A company which employs a researcher with a net monthly salary of EUR 3,000 would reportedly save approximately EUR 20,000 per year and on that researcher alone under the new regime.
With SME's and startups specifically in mind, the plan also foresees the relaxing of conditions for patent income deduction ("PID").
In 2007, Belgium introduced the PID to encourage local companies' increased involvement in research and development work as well as patent ownership. The incentive's underlying objective was to increase the country's attractiveness for R&D activity and patent exploitation.

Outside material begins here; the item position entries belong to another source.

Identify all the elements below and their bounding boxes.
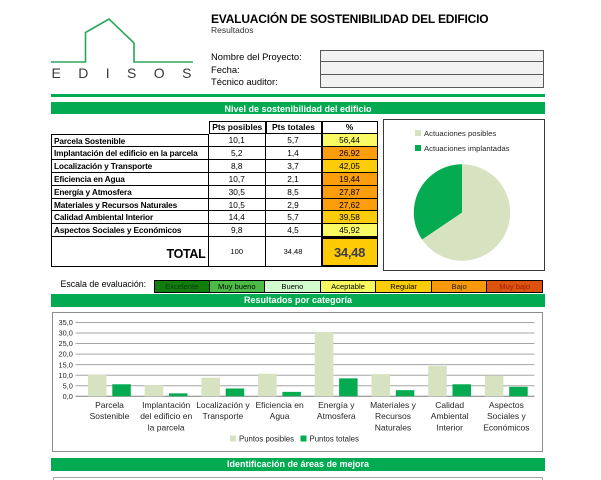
svg-text:Ambiental: Ambiental bbox=[431, 411, 469, 421]
svg-text:25,0: 25,0 bbox=[59, 339, 73, 348]
svg-text:35,0: 35,0 bbox=[59, 318, 73, 327]
svg-text:Transporte: Transporte bbox=[203, 411, 244, 421]
svg-text:Implantación: Implantación bbox=[142, 400, 190, 410]
svg-text:Aspectos: Aspectos bbox=[489, 400, 524, 410]
svg-text:Puntos posibles: Puntos posibles bbox=[239, 435, 294, 444]
svg-text:Económicos: Económicos bbox=[483, 422, 529, 432]
svg-text:0,0: 0,0 bbox=[63, 392, 73, 401]
svg-text:del edificio en: del edificio en bbox=[140, 411, 192, 421]
svg-text:Sociales y: Sociales y bbox=[487, 411, 526, 421]
svg-text:Localización y: Localización y bbox=[196, 400, 250, 410]
svg-text:Materiales y: Materiales y bbox=[370, 400, 417, 410]
svg-text:Interior: Interior bbox=[436, 422, 463, 432]
svg-text:30,0: 30,0 bbox=[59, 329, 73, 338]
svg-text:Recursos: Recursos bbox=[375, 411, 411, 421]
svg-text:15,0: 15,0 bbox=[59, 360, 73, 369]
svg-text:Naturales: Naturales bbox=[375, 422, 411, 432]
svg-text:20,0: 20,0 bbox=[59, 350, 73, 359]
svg-text:5,0: 5,0 bbox=[63, 381, 73, 390]
svg-text:10,0: 10,0 bbox=[59, 371, 73, 380]
svg-text:Calidad: Calidad bbox=[435, 400, 464, 410]
svg-text:Energía y: Energía y bbox=[318, 400, 355, 410]
svg-text:Sostenible: Sostenible bbox=[90, 411, 130, 421]
svg-text:la parcela: la parcela bbox=[148, 422, 185, 432]
svg-text:Agua: Agua bbox=[270, 411, 290, 421]
svg-text:Eficiencia en: Eficiencia en bbox=[255, 400, 303, 410]
svg-text:Parcela: Parcela bbox=[95, 400, 124, 410]
svg-text:Atmosfera: Atmosfera bbox=[317, 411, 356, 421]
svg-text:Puntos totales: Puntos totales bbox=[310, 435, 360, 444]
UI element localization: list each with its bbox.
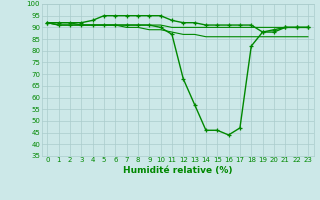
X-axis label: Humidité relative (%): Humidité relative (%) [123,166,232,175]
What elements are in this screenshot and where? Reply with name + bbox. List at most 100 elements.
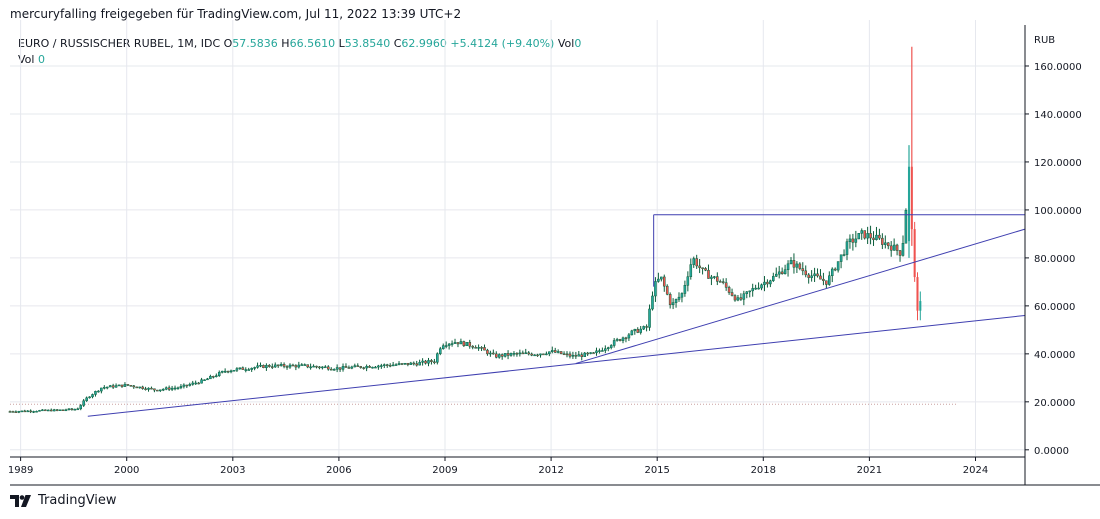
candle-body: [613, 340, 615, 345]
candle-body: [433, 362, 435, 363]
price-chart[interactable]: RUB160.0000140.0000120.0000100.000080.00…: [0, 0, 1100, 519]
candle-body: [139, 387, 141, 388]
candle-body: [68, 409, 70, 410]
candle-body: [678, 297, 680, 299]
price-axis[interactable]: RUB160.0000140.0000120.0000100.000080.00…: [1025, 35, 1082, 457]
candle-body: [286, 366, 288, 367]
candle-body: [307, 365, 309, 367]
candle-body: [707, 270, 709, 278]
candle-body: [9, 411, 11, 412]
candle-body: [513, 353, 515, 354]
candle-body: [654, 281, 656, 296]
candle-body: [342, 366, 344, 369]
candle-body: [799, 264, 801, 269]
candle-body: [763, 282, 765, 285]
candle-body: [849, 239, 851, 242]
candle-body: [410, 363, 412, 365]
candle-body: [690, 265, 692, 277]
candle-body: [769, 281, 771, 284]
candle-body: [528, 353, 530, 354]
candle-body: [516, 353, 518, 354]
candle-body: [310, 367, 312, 368]
candle-body: [150, 388, 152, 389]
candle-body: [392, 365, 394, 366]
candle-body: [492, 353, 494, 354]
candle-body: [206, 379, 208, 380]
candle-body: [118, 385, 120, 386]
candle-body: [230, 371, 232, 372]
candle-body: [86, 398, 88, 401]
candle-body: [581, 355, 583, 357]
candle-body: [693, 259, 695, 265]
candle-body: [790, 260, 792, 263]
candle-body: [622, 338, 624, 341]
candle-body: [201, 380, 203, 383]
candle-body: [486, 350, 488, 354]
candle-body: [77, 409, 79, 410]
candle-body: [236, 369, 238, 371]
candle-body: [675, 299, 677, 302]
candle-body: [395, 365, 397, 366]
candle-body: [731, 293, 733, 296]
candle-body: [663, 277, 665, 286]
candle-body: [324, 367, 326, 368]
candle-body: [436, 354, 438, 363]
candle-body: [816, 274, 818, 276]
candle-body: [595, 351, 597, 353]
candle-body: [919, 301, 921, 311]
candle-body: [94, 391, 96, 394]
candlestick-series: [9, 47, 921, 413]
candle-body: [666, 286, 668, 294]
candle-body: [478, 347, 480, 348]
candle-body: [796, 264, 798, 267]
candle-body: [30, 411, 32, 412]
candle-body: [725, 283, 727, 288]
candle-body: [902, 243, 904, 255]
candle-body: [858, 233, 860, 239]
candle-body: [475, 347, 477, 348]
candle-body: [557, 351, 559, 352]
candle-body: [483, 347, 485, 350]
candle-body: [451, 344, 453, 345]
candle-body: [65, 410, 67, 411]
candle-body: [348, 368, 350, 369]
candle-body: [389, 365, 391, 366]
candle-body: [35, 411, 37, 412]
candle-body: [195, 383, 197, 384]
candle-body: [277, 365, 279, 366]
candle-body: [315, 366, 317, 367]
candle-body: [422, 361, 424, 362]
time-axis[interactable]: 1989200020032006200920122015201820212024: [8, 457, 988, 476]
tradingview-branding[interactable]: TradingView: [10, 493, 117, 508]
candle-body: [192, 383, 194, 384]
candle-body: [41, 410, 43, 411]
candle-body: [808, 275, 810, 278]
candle-body: [180, 386, 182, 387]
candle-body: [737, 298, 739, 300]
candle-body: [239, 368, 241, 369]
candle-body: [38, 410, 40, 411]
candle-body: [590, 353, 592, 354]
candle-body: [469, 342, 471, 346]
candle-body: [537, 355, 539, 356]
candle-body: [749, 291, 751, 292]
candle-body: [327, 367, 329, 369]
candle-body: [271, 367, 273, 368]
candle-body: [840, 255, 842, 262]
candle-body: [289, 365, 291, 367]
brand-name: TradingView: [38, 493, 117, 508]
y-tick-label: 40.0000: [1034, 350, 1075, 361]
candle-body: [221, 371, 223, 372]
candle-body: [628, 335, 630, 338]
chart-frame: [10, 25, 1100, 485]
candle-body: [575, 355, 577, 356]
candle-body: [374, 367, 376, 368]
candle-body: [274, 365, 276, 367]
candle-body: [598, 351, 600, 352]
candle-body: [251, 368, 253, 369]
candle-body: [115, 386, 117, 388]
candle-body: [121, 385, 123, 387]
candle-body: [147, 388, 149, 389]
candle-body: [89, 397, 91, 398]
candle-body: [233, 370, 235, 371]
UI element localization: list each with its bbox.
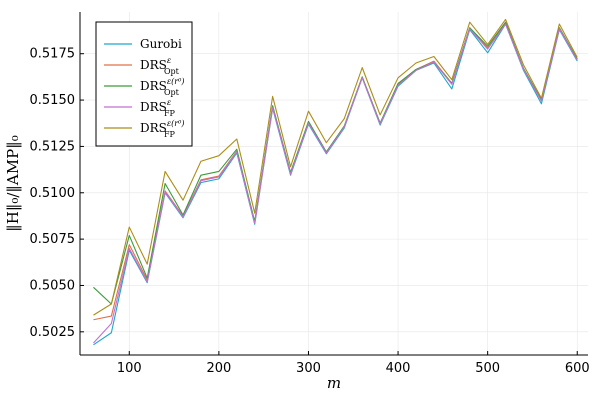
legend-label-sup: ε [167, 98, 171, 107]
legend-label-name: DRS [140, 58, 167, 72]
x-tick-label: 200 [206, 361, 231, 376]
legend-label-sub: FP [164, 130, 176, 139]
y-tick-label: 0.5100 [30, 186, 76, 201]
legend-label-3: DRSε FP [140, 98, 176, 118]
axes [79, 12, 588, 356]
x-tick-label: 300 [296, 361, 321, 376]
y-tick-label: 0.5175 [30, 47, 76, 62]
series-line-3 [93, 23, 578, 344]
ticks: 100 200 300 400 500 600 0.5025 0.5050 0.5075 0.51… [30, 47, 590, 376]
legend-label-2: DRSε(r⁰) Opt [140, 77, 184, 97]
x-tick-label: 400 [386, 361, 411, 376]
x-tick-label: 600 [565, 361, 590, 376]
legend-label-sup: ε [167, 56, 171, 65]
legend-label-name: DRS [140, 100, 167, 114]
x-tick-label: 500 [475, 361, 500, 376]
legend-label-sub: FP [164, 109, 176, 118]
legend-label-sup: ε(r⁰) [167, 119, 185, 128]
legend-label-name: Gurobi [140, 37, 182, 51]
legend-label-name: DRS [140, 121, 167, 135]
legend-label-4: DRSε(r⁰) FP [140, 119, 184, 139]
series-layer [93, 18, 578, 346]
y-tick-label: 0.5075 [30, 232, 76, 247]
legend-label-name: DRS [140, 79, 167, 93]
y-tick-label: 0.5150 [30, 93, 76, 108]
y-axis-title: ‖H‖₀/‖AMP‖₀ [4, 135, 22, 231]
legend-label-sup: ε(r⁰) [167, 77, 185, 86]
y-tick-label: 0.5125 [30, 139, 76, 154]
y-tick-label: 0.5025 [30, 325, 76, 340]
legend-label-1: DRSε Opt [140, 56, 180, 76]
legend-box [95, 21, 193, 147]
x-tick-label: 100 [117, 361, 142, 376]
x-axis-title: m [327, 374, 341, 392]
legend-label-sub: Opt [164, 88, 180, 97]
series-line-4 [93, 18, 578, 316]
legend-label-0: Gurobi [140, 37, 182, 51]
legend-label-sub: Opt [164, 67, 180, 76]
y-tick-label: 0.5050 [30, 278, 76, 293]
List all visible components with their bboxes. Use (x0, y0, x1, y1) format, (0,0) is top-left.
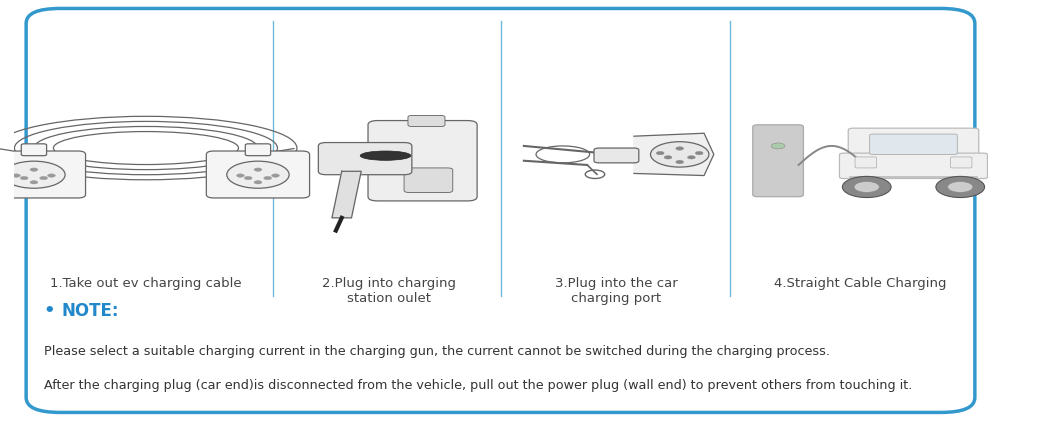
FancyBboxPatch shape (207, 151, 310, 198)
Circle shape (13, 174, 20, 177)
Circle shape (695, 151, 703, 155)
Circle shape (665, 156, 672, 159)
Circle shape (30, 168, 38, 171)
Text: NOTE:: NOTE: (61, 302, 119, 321)
Circle shape (651, 142, 709, 167)
FancyBboxPatch shape (21, 144, 47, 156)
Text: 4.Straight Cable Charging: 4.Straight Cable Charging (774, 277, 947, 290)
FancyBboxPatch shape (318, 143, 412, 175)
Text: •: • (43, 302, 55, 321)
FancyBboxPatch shape (840, 153, 988, 179)
Circle shape (264, 176, 271, 180)
Circle shape (236, 174, 244, 177)
Circle shape (854, 181, 880, 192)
FancyBboxPatch shape (848, 128, 978, 159)
FancyBboxPatch shape (594, 148, 639, 163)
FancyBboxPatch shape (951, 157, 972, 168)
Circle shape (254, 168, 262, 171)
Circle shape (40, 176, 48, 180)
FancyBboxPatch shape (408, 115, 445, 126)
Circle shape (948, 181, 973, 192)
FancyBboxPatch shape (855, 157, 877, 168)
FancyBboxPatch shape (245, 144, 270, 156)
Text: After the charging plug (car end)is disconnected from the vehicle, pull out the : After the charging plug (car end)is disc… (43, 379, 912, 392)
Circle shape (20, 176, 28, 180)
Circle shape (936, 176, 985, 198)
Circle shape (688, 156, 695, 159)
Ellipse shape (360, 151, 411, 160)
Text: 3.Plug into the car
charging port: 3.Plug into the car charging port (555, 277, 677, 305)
FancyBboxPatch shape (0, 151, 86, 198)
Polygon shape (634, 133, 713, 176)
Text: 2.Plug into charging
station oulet: 2.Plug into charging station oulet (322, 277, 457, 305)
FancyBboxPatch shape (869, 134, 957, 154)
FancyBboxPatch shape (753, 125, 803, 197)
FancyBboxPatch shape (368, 121, 477, 201)
FancyBboxPatch shape (404, 168, 453, 192)
Circle shape (772, 143, 784, 149)
Circle shape (676, 160, 684, 164)
Circle shape (30, 181, 38, 184)
Circle shape (656, 151, 665, 155)
Circle shape (271, 174, 280, 177)
Circle shape (244, 176, 252, 180)
Circle shape (3, 161, 65, 188)
FancyBboxPatch shape (26, 8, 975, 412)
Text: Please select a suitable charging current in the charging gun, the current canno: Please select a suitable charging curren… (43, 345, 830, 358)
Circle shape (676, 147, 684, 150)
Circle shape (843, 176, 891, 198)
Circle shape (227, 161, 289, 188)
Circle shape (254, 181, 262, 184)
Text: 1.Take out ev charging cable: 1.Take out ev charging cable (50, 277, 242, 290)
Polygon shape (332, 171, 361, 218)
Circle shape (48, 174, 55, 177)
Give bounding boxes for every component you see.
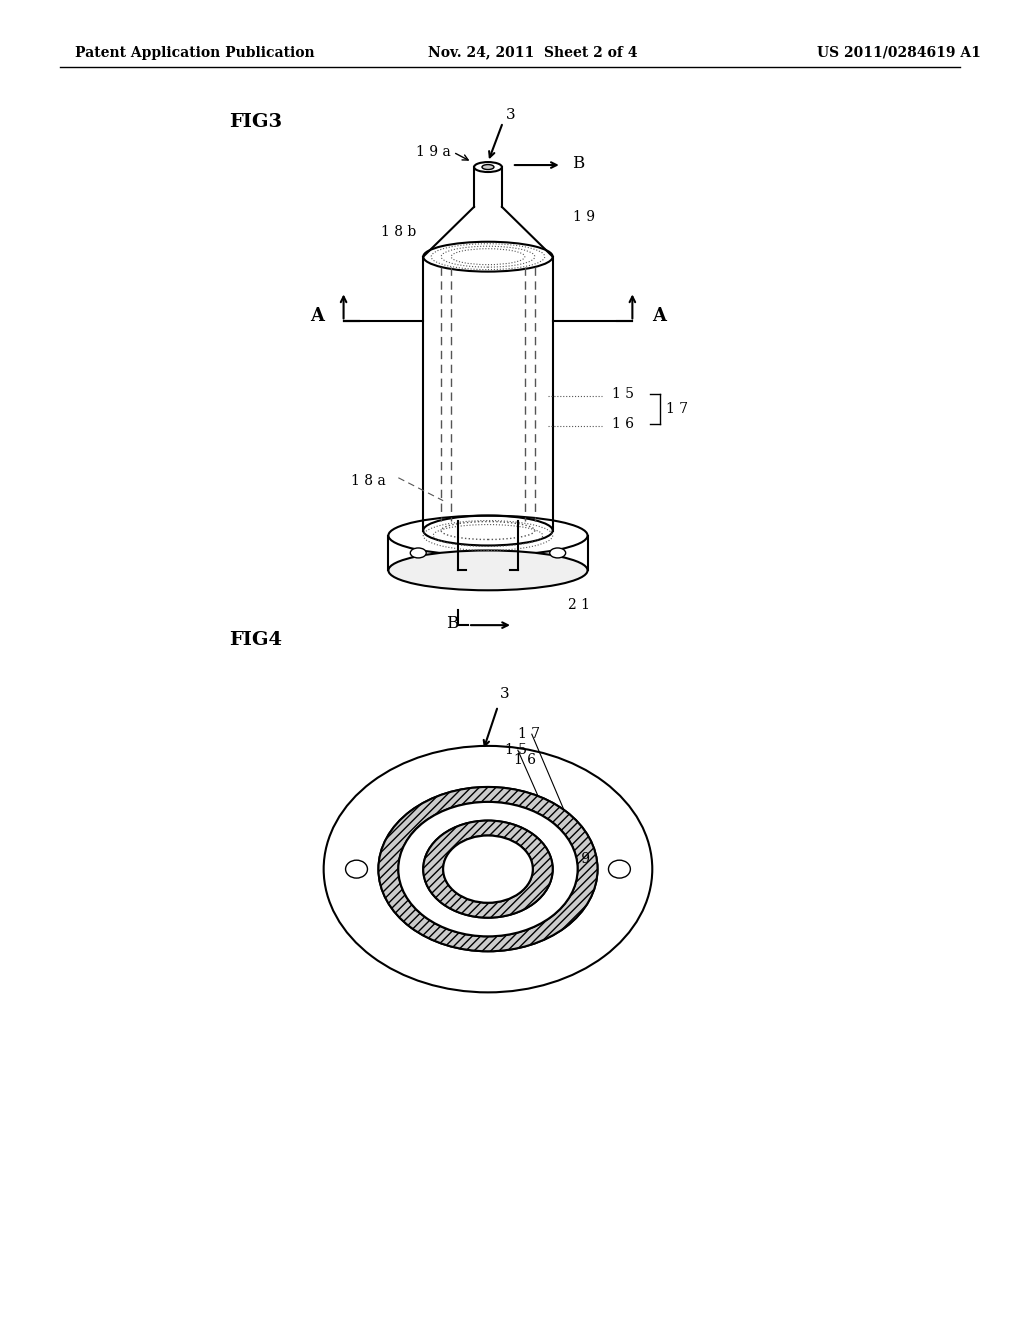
Ellipse shape bbox=[379, 787, 598, 952]
Text: 1 6: 1 6 bbox=[514, 754, 536, 767]
Ellipse shape bbox=[550, 548, 565, 558]
Text: 1 9: 1 9 bbox=[567, 853, 590, 866]
Text: FIG3: FIG3 bbox=[229, 114, 283, 131]
Text: US 2011/0284619 A1: US 2011/0284619 A1 bbox=[816, 45, 981, 59]
Ellipse shape bbox=[443, 836, 532, 903]
Text: A: A bbox=[652, 308, 667, 326]
Text: B: B bbox=[445, 615, 458, 632]
Text: 1 5: 1 5 bbox=[505, 743, 527, 758]
Text: FIG4: FIG4 bbox=[229, 631, 282, 649]
Text: 1 6: 1 6 bbox=[612, 417, 635, 432]
Ellipse shape bbox=[398, 803, 578, 936]
Ellipse shape bbox=[423, 821, 553, 917]
Text: B: B bbox=[571, 154, 584, 172]
Text: 1 7: 1 7 bbox=[518, 727, 540, 742]
Ellipse shape bbox=[345, 861, 368, 878]
Text: 1 9: 1 9 bbox=[572, 210, 595, 224]
Text: 1 7: 1 7 bbox=[667, 403, 688, 416]
Text: A: A bbox=[309, 308, 324, 326]
Text: 1 8 a: 1 8 a bbox=[351, 474, 386, 488]
Text: Patent Application Publication: Patent Application Publication bbox=[75, 45, 314, 59]
Ellipse shape bbox=[443, 836, 532, 903]
Text: 1 8 b: 1 8 b bbox=[381, 224, 416, 239]
Text: 2 1: 2 1 bbox=[567, 598, 590, 612]
Ellipse shape bbox=[411, 548, 426, 558]
Ellipse shape bbox=[482, 165, 494, 169]
Text: 1 9 a: 1 9 a bbox=[416, 145, 451, 160]
Ellipse shape bbox=[379, 787, 598, 952]
Text: 1 5: 1 5 bbox=[612, 387, 635, 401]
Ellipse shape bbox=[398, 803, 578, 936]
Text: Nov. 24, 2011  Sheet 2 of 4: Nov. 24, 2011 Sheet 2 of 4 bbox=[428, 45, 638, 59]
Ellipse shape bbox=[608, 861, 631, 878]
Ellipse shape bbox=[423, 821, 553, 917]
Text: 3: 3 bbox=[506, 108, 515, 123]
Text: 3: 3 bbox=[500, 688, 510, 701]
Ellipse shape bbox=[388, 550, 588, 590]
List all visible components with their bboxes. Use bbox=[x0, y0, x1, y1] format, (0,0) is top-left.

Qualifying companies, i.e. tax payers subject to corporate income tax in Belgium, can benefit from an 80% deduction of patent generated income from their taxable base. The deduction results in an effective tax rate of maximum 6.8% on qualifying income.
Patents on which this 80% deduction can be exercised are restricted to those which have not been used before 1 January 2007. Furthermore, in order to qualify, the patents can either be:
- owned by the company and born out of in-house R&D work in research centres in Belgium or abroad; or
- purchased by the company or obtained under a license agreement with subsequent development to the patent.
Deductible income can be derived from the company's licensing of the patent (or extended patent certificates), or generated by the company's use of the patent in a production or service rendering process.
A key requirement which, if met by corporate taxpayers, under the previous regime offered access to PID was that the research centre must constitute a branch of activity or a business line component.
This very condition has been eliminated by the stimulus plan as of tax year 2014 for companies which qualify as “small companies” according to Art. 15 of the Companies Code. Indeed, such small companies often do not have an in-house research centre and outsource the research to an external research centre, while bearing the research costs and owning the research results. Consequently, PID has become more accessible for most SME's and even more so for new start-ups. This requirement was in fact a sizeable obstacle for this segment of companies, an issue which the Government felt hindered Belgium's competitiveness.